High-Resolution Mutagenesis of the 'Bridge Helix' and 'Switch 1' Domains of Archaeal RNA Polymerase

The majority of cell types contain the same genetic material to encode the various cellular components. Differences in cell types (e.g. neurons as compared to muscle cells) arise because different parts of the genetic material are read out. RNA polymerases (RNAPs) are a crucial part of the cellular machinery involved in the selective reading mechanism (transcription) and it is therefore important to understand their molecular structure and function in considerable detail. By studying the chemical and physical mechanisms underlying RNAP function we can begin to understand the way these mechanisms are controlled within the cell to reflect the different requirements for gene expression that are posed by various metabolic, developmental and disease states. In this project we intend to study two key structures that are involved directly in the function of RNAP to obtain an insight into the underlying molecular mechanisms.

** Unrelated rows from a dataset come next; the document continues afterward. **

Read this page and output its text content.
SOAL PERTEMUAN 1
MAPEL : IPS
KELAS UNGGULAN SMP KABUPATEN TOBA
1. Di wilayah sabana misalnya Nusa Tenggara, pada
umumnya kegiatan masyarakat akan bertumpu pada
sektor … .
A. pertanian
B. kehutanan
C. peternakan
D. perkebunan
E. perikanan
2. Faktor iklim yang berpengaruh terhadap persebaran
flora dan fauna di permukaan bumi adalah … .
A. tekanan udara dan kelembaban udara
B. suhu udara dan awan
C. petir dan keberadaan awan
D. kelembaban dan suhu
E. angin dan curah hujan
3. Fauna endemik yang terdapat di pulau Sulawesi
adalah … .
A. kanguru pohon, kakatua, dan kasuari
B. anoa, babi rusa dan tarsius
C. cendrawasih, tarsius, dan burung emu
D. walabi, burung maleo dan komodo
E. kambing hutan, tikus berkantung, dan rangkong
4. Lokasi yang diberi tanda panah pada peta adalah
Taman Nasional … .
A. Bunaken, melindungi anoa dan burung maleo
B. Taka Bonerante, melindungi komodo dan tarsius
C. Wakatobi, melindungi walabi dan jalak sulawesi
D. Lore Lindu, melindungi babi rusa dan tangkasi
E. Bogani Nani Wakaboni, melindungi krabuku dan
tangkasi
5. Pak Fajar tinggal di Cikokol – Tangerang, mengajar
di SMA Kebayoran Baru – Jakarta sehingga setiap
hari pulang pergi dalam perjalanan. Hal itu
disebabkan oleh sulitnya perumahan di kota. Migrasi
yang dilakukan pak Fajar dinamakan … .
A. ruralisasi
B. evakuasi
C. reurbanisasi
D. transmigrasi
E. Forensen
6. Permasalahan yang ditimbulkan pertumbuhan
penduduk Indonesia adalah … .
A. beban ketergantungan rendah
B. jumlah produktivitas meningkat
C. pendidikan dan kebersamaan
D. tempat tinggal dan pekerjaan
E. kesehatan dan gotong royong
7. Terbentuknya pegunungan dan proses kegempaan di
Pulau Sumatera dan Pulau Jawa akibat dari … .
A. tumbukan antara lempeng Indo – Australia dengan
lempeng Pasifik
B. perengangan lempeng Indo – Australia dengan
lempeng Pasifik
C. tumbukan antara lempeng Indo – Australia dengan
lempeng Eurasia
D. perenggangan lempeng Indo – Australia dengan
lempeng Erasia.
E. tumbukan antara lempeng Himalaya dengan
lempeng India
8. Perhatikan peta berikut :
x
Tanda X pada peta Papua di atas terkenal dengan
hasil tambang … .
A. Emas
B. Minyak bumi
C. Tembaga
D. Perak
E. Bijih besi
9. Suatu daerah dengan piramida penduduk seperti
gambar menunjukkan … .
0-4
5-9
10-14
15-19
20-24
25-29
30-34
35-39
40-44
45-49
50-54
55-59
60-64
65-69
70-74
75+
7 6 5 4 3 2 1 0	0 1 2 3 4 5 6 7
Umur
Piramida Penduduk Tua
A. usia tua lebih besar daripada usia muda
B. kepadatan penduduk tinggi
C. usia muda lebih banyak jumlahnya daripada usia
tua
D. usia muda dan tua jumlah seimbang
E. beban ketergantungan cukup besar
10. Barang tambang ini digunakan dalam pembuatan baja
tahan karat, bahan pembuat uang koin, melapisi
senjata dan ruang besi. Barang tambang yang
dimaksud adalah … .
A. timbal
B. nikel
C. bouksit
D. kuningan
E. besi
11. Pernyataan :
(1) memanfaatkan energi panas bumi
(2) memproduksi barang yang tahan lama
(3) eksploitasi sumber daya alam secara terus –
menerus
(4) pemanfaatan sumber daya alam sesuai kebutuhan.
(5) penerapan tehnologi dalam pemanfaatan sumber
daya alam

The proposal aims for a detailed characterization of the functional properties of two key structural domains involved in the catalytic process of RNA polymerase (RNAP). We have developed a unique model system (from the hyperthermophile Methanocaldococcus jannaschii) that allows us to assemble an active RNAP from recombinant subunits. Archaeal RNAPs are structurally and functionally very close to eukaryotic RNAPs, especially RNAPII. In addition, many functional elements of the catalytic site are highly conservered in bacterial RNAP. We can therefore take advantage of the high-resolution structures available for bacterial RNAPs and yeast RNAPII to design a series of targeted mutations in two highly conserved structures of the archaeal enzyme, the bridge helix and switch-1 domain. We will use an efficient mutagenesis strategy based on silently-mutated expression vectors (with unique restriction enzyme sites) to insert double-stranded oligonucleotides carrying the desired changes directly into bacterial expression vectors. This will allow us to generate a large number of mutants designed to obtain further insights into the catalytic mechanisms used during transcription intitiation and elongation. We anticipate that many of the findings from archaeal enzymes will be directly applicable for an understanding of eukaryotic transcription mechanisms.